Loan felt the pressure of being an "old maid" when she still hadn't found a husband at the age of 27, so she married an older Taiwanese man who promised her a ticket out of poverty.
The marriage foundered on economic woes, linguistic confusion, in-law problems and cramped living quarters. The final blow came when Loan gave birth to two daughters, not the sons her husband desperately wanted. As she tells it, he brought her back to Viet Nam to give birth the second time and then deserted her, leaving her stateless and adrift.
Between 1995 and 2007, some 144,000 Vietnamese women married foreigners, according to Vietnamese government statistics. An official survey in 2005 showed that about 10 percent of the women married in Taiwan got divorced within three years, almost all of them ending up stateless.
When Loan came back, she says she was offered several good jobs, including one as a nurse, but they all fell through because she no longer had Vietnamese citizenship. Her older daughter could not attend a free state school.

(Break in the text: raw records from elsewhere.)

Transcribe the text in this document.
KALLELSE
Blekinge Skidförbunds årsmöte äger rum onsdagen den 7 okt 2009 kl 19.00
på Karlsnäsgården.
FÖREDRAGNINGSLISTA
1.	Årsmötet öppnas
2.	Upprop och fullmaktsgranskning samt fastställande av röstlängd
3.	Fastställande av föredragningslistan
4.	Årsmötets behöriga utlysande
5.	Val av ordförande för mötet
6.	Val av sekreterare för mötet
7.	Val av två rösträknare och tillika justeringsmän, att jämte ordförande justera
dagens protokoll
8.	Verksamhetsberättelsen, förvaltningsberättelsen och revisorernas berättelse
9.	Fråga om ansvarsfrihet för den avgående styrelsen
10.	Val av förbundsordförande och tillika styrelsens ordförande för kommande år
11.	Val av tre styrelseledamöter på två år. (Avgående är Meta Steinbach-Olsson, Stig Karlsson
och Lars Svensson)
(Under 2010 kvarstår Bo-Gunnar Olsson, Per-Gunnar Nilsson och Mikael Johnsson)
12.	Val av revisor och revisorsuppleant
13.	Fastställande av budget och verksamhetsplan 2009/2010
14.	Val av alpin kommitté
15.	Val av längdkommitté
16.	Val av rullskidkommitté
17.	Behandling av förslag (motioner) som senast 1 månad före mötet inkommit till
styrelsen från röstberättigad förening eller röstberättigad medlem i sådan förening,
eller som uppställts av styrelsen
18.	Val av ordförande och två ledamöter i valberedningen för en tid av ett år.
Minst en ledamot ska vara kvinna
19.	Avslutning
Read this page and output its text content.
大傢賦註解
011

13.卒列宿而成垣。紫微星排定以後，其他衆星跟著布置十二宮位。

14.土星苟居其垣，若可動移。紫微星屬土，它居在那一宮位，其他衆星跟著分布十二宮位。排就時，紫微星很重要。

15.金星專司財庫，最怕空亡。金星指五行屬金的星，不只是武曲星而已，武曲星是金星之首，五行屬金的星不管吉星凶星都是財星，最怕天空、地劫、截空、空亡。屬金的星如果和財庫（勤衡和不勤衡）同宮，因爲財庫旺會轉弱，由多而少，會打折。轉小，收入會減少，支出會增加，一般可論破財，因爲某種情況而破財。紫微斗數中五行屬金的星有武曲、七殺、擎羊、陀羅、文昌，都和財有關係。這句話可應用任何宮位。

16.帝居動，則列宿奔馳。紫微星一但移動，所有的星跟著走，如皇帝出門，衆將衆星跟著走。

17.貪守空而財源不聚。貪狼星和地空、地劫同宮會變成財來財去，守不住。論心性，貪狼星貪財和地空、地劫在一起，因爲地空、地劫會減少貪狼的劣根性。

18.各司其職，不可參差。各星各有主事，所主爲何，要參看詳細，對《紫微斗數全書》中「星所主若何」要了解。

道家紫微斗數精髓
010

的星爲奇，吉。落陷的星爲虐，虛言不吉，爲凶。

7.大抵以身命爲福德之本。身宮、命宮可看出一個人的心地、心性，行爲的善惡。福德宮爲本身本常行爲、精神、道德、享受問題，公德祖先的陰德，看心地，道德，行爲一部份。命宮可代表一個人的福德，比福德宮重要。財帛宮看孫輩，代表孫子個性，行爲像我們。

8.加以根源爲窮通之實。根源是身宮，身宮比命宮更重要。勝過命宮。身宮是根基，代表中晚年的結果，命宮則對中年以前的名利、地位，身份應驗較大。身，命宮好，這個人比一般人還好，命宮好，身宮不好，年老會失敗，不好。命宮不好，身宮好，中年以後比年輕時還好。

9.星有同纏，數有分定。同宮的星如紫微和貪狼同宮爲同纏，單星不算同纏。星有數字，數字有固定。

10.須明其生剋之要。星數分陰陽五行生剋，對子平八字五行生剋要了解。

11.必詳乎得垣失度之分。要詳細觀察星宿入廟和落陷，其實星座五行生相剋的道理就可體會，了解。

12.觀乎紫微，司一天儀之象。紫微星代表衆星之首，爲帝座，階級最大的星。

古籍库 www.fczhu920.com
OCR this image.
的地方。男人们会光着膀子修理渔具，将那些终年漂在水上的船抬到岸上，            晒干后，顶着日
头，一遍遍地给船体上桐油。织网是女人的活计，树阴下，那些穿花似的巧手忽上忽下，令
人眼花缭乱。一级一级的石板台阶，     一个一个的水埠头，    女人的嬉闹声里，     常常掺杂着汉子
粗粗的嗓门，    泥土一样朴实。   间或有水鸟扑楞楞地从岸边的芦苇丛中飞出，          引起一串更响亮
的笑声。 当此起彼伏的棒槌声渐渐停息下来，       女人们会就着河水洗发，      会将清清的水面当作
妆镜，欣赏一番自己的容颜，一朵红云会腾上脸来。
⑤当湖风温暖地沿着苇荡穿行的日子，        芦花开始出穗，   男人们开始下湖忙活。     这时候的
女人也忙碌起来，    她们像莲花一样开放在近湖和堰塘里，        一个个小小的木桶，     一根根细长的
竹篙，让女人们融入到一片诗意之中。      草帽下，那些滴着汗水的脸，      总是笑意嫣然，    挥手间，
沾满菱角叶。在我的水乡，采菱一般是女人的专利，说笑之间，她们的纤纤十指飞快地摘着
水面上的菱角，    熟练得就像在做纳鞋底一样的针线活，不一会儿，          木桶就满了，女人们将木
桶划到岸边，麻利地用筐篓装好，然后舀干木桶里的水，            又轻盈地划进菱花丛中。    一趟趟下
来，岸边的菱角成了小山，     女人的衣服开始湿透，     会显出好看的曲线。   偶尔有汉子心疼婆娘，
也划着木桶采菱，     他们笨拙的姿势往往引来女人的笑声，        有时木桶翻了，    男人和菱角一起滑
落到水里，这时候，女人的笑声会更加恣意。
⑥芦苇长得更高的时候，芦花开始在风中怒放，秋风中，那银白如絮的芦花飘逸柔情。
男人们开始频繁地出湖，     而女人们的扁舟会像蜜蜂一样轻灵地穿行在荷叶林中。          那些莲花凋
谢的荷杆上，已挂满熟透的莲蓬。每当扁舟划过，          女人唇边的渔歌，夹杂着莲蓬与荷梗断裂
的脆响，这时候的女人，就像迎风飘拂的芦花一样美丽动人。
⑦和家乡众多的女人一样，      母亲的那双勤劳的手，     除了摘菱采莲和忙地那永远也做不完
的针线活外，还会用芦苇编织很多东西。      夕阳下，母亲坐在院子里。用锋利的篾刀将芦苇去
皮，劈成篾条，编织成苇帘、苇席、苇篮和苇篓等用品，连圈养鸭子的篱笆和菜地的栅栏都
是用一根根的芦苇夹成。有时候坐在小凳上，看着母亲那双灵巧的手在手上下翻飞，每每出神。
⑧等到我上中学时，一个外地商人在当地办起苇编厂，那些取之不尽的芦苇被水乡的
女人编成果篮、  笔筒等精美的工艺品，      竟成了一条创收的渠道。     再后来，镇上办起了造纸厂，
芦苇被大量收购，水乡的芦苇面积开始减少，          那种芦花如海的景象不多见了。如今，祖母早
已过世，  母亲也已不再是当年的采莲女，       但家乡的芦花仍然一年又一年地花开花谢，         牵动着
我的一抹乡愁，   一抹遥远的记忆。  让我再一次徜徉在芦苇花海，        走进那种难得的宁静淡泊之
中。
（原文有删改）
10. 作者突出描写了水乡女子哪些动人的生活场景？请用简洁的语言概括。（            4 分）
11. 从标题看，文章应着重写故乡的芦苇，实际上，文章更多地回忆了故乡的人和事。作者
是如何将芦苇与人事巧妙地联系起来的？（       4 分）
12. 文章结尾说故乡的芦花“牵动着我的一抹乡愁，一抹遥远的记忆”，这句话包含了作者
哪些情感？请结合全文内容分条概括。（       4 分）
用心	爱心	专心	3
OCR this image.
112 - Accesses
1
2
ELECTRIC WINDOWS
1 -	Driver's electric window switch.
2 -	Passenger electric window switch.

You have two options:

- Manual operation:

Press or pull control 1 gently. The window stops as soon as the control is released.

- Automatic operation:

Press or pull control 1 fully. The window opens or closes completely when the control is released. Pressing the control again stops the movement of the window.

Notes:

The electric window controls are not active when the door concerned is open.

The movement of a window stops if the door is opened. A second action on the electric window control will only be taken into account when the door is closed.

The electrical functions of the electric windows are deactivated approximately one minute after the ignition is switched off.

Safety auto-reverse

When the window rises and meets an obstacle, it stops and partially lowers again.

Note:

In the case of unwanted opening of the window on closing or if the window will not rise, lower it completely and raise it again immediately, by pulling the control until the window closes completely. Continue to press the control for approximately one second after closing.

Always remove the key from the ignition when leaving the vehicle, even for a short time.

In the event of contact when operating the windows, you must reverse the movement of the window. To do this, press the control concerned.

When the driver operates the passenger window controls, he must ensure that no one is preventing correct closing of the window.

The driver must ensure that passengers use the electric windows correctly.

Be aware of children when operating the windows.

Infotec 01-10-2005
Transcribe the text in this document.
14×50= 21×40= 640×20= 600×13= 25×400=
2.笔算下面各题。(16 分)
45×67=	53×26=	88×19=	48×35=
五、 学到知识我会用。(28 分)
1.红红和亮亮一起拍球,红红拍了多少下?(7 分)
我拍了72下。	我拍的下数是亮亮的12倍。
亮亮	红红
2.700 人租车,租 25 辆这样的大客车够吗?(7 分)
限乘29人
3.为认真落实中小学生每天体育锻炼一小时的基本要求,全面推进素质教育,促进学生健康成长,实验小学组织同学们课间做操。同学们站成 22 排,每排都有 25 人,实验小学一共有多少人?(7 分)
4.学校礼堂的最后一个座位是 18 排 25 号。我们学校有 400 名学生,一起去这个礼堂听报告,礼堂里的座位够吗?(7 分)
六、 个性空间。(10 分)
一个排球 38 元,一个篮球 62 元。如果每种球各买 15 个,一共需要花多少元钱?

... the Vietnamese government has taken a look at unforeseen consequences of its nationality legislation and has taken action to address these gaps ... this demonstrates leadership in Asia.
Mark Manly, UNHCR Statelessness Unit
It took Loan more than two years of running from office to office to get citizenship for all three of them. It also cost her about US$1,000 to pay all the fees – a hefty sum for someone who only makes US$10 a day as a cleaning lady.
But it was well worth it, she says in the crowded bedroom-cum-living room she shares with her daughters, now aged nine and six. "Now we are like other Vietnamese," she says. "We don't have any worries about our legal status. My children can go to state schools and we can buy social insurance and health insurance, which was not the case before. Now I can own a motorcycle."
Vu Anh Son, UNHCR's chief of mission in Viet Nam, worked closely with the government to make sure the UN refugee agency's concerns for resolving and preventing statelessness were reflected in the new nationality law. "I'm glad that Vietnamese women who marry abroad will never have to become stateless again," he says.
"Statelessness is incredibly traumatic and stateless people are at greater risk of exploitation and human rights abuse, so prevention is the best possible response," says Mark Manly, head of UNHCR's statelessness unit in Geneva.
"It's very clear the Vietnamese government has taken a look at unforeseen consequences of its nationality legislation and has taken action to address these gaps," Manly added. "This demonstrates leadership in Asia."
Even so, Loan feels that at 40 it may be too late to get her life back on track in a country she says prizes youth. "I wish there had been a law like this when I got married," she says tearfully. "Then I could have returned to Vietnam without any worries. I could have returned to my company and could be earning a much better income for myself and my children. Now it's difficult for me to get a job in a company because companies require younger workers with better education. Now I will just devote the rest of my life to my two children."